Para ela, há um fator protetivo importante: “Meus pais também são irmãos mais velhos. Então eles sempre entenderam como é a vida de irmão mais velho e nunca me deixaram cuidar tanto dos meus irmãos como outras famílias fariam. Mas, no fim, eu amo esse papel. Aprendi muito com eles — e acho que ser irmã mais velha me deixou mais forte.”

Em uma perspectiva sociológica, essa sobrecarga tem raízes mais amplas.
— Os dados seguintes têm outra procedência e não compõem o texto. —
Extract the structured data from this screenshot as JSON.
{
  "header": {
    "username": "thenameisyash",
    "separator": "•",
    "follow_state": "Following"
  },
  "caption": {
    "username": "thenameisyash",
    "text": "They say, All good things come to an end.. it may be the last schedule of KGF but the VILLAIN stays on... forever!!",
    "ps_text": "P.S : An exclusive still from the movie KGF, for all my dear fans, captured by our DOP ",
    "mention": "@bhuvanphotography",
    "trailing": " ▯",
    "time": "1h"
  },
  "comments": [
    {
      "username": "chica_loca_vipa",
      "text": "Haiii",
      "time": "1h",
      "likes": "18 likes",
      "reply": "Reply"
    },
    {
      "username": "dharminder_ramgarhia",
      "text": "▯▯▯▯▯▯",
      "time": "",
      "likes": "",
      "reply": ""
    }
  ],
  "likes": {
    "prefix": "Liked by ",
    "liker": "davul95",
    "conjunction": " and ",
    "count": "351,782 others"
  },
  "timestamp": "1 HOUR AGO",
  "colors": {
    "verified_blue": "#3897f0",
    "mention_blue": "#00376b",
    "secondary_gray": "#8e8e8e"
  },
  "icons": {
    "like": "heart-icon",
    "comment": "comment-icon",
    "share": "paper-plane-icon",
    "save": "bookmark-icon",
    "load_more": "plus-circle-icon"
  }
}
A psicóloga Deshna Chatterjee, da Universidade de Edimburgo, em seu estudo ‘Understanding ‘Eldest Daughter Syndrome’, aponta que o fenômeno surge da tensão entre valores individualistas modernos e normas tradicionais de gênero, que ainda atribuem à mulher a função primordial de cuidar.

A socióloga Gabriela Bacelar Rodrigues reforça que a superexploração das irmãs mais velhas, sobretudo negras, está ligada à ausência de políticas públicas. “Na falta de creches, ensino integral ou suporte a idosos, é essa irmã mais velha que cuida dos irmãos, dos filhos das vizinhas, que ajuda nos deveres, uma babá comunitária improvisada.”

Segundo Gabriela, essa realidade, já conhecida nas discussões sobre a dupla e tripla jornada feminina, ganha contornos específicos quando envolve mulheres negras e periféricas, sobre as quais recai o estereótipo da “mulher negra forte”. Esse ideal exige delas resistência emocional e capacidade de sustentar o lar e mediar conflitos, muitas vezes sem apoio algum.

A aposentada Lúcia Maria, 78, conhece essa sensação. “Tenho três irmãos homens. Quando minha mãe faleceu, meu pai se casou de novo e teve mais um filho”, conta. “Enquanto eu cuidava da casa, meu irmão mais velho não fazia nada. Eu me sentia responsável por todos, e até depois de casada continuava me preocupando com eles. Sempre achei que precisava cuidar de todo mundo.”

Nos relacionamentos, esse padrão tende a se repetir, observa a psicóloga Dalila Stalla. “Ela carrega isso para os relacionamentos futuros e para o trabalho, o que gera pressão constante. Muitas mulheres perpetuam esse ciclo na vida adulta, priorizando os outros e evitando vínculos por medo de sobrecarga emocional.”

Para romper esse padrão, Dalila enfatiza a importância da terapia. “O processo terapêutico ajuda a separar cuidado de culpa, resgatar a criança interior e permitir experiências que foram negadas: como descansar e se divertir sem peso na consciência. Cuidar de si também é um ato de amor.”